C’est l’histoire vraie de deux jumeaux qui, par un concours de circonstances et motivés par des intérêts personnels, dénoncent et réforment le dernier régime féodal d’Europe et ses lois sexistes et archaïques.

C’est l’histoire vraie de deux jumeaux d’une famille d’origine écossaise, pauvre et nombreuse, et qui, persuadés qu’ils ne peuvent compter que sur eux-mêmes, décident de prendre leur revanche sur une société qui ne leur a pas donné une chance. Ils s’entêtent, presque de manière adolescente, à abattre chaque personne qui, un jour, les a dominés ou méprisés.

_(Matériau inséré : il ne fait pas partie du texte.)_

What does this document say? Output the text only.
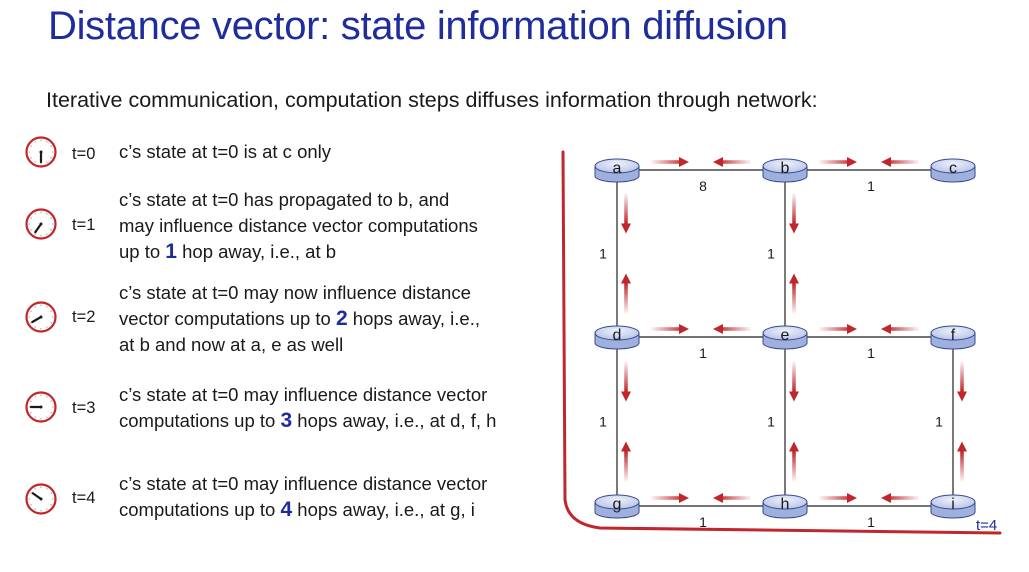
Distance vector: state information diffusion

Iterative communication, computation steps diffuses information through network:

t=0 c’s state at t=0 is at c only
t=1
c’s state at t=0 has propagated to b, and
may influence distance vector computations
up to 1 hop away, i.e., at b
t=2
c’s state at t=0 may now influence distance
vector computations up to 2 hops away, i.e.,
at b and now at a, e as well
t=3
c’s state at t=0 may influence distance vector
computations up to 3 hops away, i.e., at d, f, h
t=4
c’s state at t=0 may influence distance vector
computations up to 4 hops away, i.e., at g, i
8	1
1	1
1	1
1	1	1
1	1
a	b	c
d	e	f
g	h	i
t=4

A travers le prisme de la vie de ces hommes, Hédi Tillette de Clermont-Tonnerre et Lisa Pajon nous emportent dans l’univers sans pitié du capitalisme, dénoncent des lois coutumières encore en vigueur en 2010 sur les îles anglo-normandes (lois qui privaient les femmes d’héritage et permettaient à leurs maris de leur crever un œil entre autres) et nous plongent dans la psychologie complexe des jumeaux.

Développer autant d’aspects d’une histoire en un peu moins d’une heure est un pari risqué, la pièce aurait facilement pu ressembler à un brouillon, à une énumération d’idées inabouties. C’était sans compter sur la main de maître d’Hédi Tillette de Clermont-Tonnerre et son talentueux duo avec Lisa Pajon. En effet, grâce à une sublime maîtrise de la narrativité et un savant équilibre entre silences pleins de sens et scènes d’euphorie, on se trouve face à un tableau dans lequel chaque élément a une fonction précise, et on sort du théâtre avec un sourire mélancolique aux lèvres.